パートナーも治療しなければそのうちまた感染するに決まってるのに、わざわざ注意してあげてもパートナーには黙っている人が多い。これって一種の犯罪ですよ。
ありがちな例:ある男性がクラミジア性尿道炎と診断された。パートナー(この場合彼女)は婦人科で検査を受けたが何ともないと言われた。女性の側としては「私は潔白よ」と考えて治療したくなかった。
こんな事が起こったら女性側の主治医はどうしましょうか。私だったら、クラミジアが検出されなくっても男性といっしょに治療します。クラミジアの検出方法にはいろいろあって、どんなによい方法でも30%ぐらいは見落とす危険がありますし、検査方法によっては半分も見つけられないのですから、「検査で何ともない」のは「何ともなくない」と考えるべきではないでしょうか。

3.効かない薬でもSTDの治療薬として認可されていること。
STD(いわゆる性病)の臨床現場では細菌と治療薬の追いかけっこです。教科書で習った薬はとっくの昔に効果がなくなってしまっていることがよくあります。厚生労働省がSTD(いわゆる性病)の治療薬として認可している薬の中でも、国が決めた使いかたではもはや効かなくなってしまった薬はたくさんあります。日々臨床の現場でSTDと立ち向かっている施設でないと治療が難しくなってきています。

4.SEXパートナーが複数いることが多くなってきたのに日本ではコンドームの使用率が低いこと。
STD(いわゆる性病)に繰り返してかかる患者さんは、そうでないひとに比べるとSEXパートナーの数が多く、性行為の頻度の高いことが統計上明らかになっています。フリーセックスを煽る風潮が社会全体にあるように思いますが、それならそれで予防方法もしっかりと宣伝べきでしょうに、現実は厳しいものがあります。

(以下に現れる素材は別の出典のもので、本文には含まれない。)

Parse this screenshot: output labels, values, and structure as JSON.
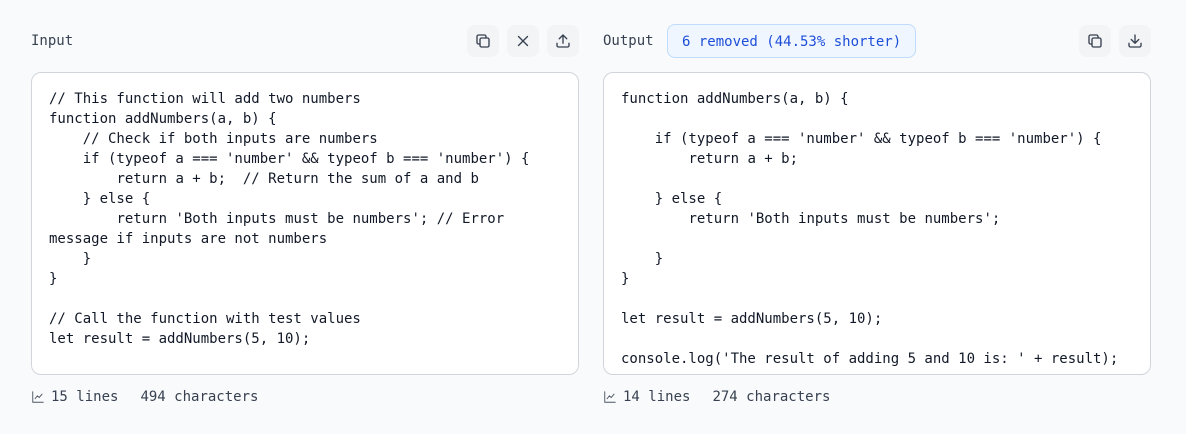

当院では厚生省と東京都のSTDサーベイランス事業に参加するだけでなく、性感染症学会の研究やテレビ新聞,雑誌などの多数のメディアの取材等に協力して、STD予防の啓蒙活動も行っていますが、個人医院の力では到底効果が現れません。国を挙げての活動が必要です。
そんなわけで世の中からSTDが消えないわけです。

STDには保険は使えないの?
 STDは肺炎やはしかや風邪と同じ感染症ですから、当然保険扱いの対象になります。性病は保険がきかないと言うのは、何十年も前のことです。また、STDの病名が会社に知れることを恐れる人がたまにいますが、なんであれ病名は個人の最高レベルのプライバシーですから、やすやすと会社の上司に知られるようなものでもありません。また、万が一知られても、それを理由に人事等に影響することは、法律で硬く禁じられています。
保険制度の破綻で将来はどうなるか分かりませんが 現在のところは、ほとんど保険でカバーしています。治療する立場からも、自費扱いだと検査やくすりを十分に使えないこともあってやりずらいこともあります。安心して保険診療をお受けください。

ただし、次のような場合は保険が適用されませんのでお気を付けください。
1.本人の保険証(本証)を持参しない場合。保険証のコピーはだめです。また、原則として再診時でも保険証が必要です。最低限毎月提示してください。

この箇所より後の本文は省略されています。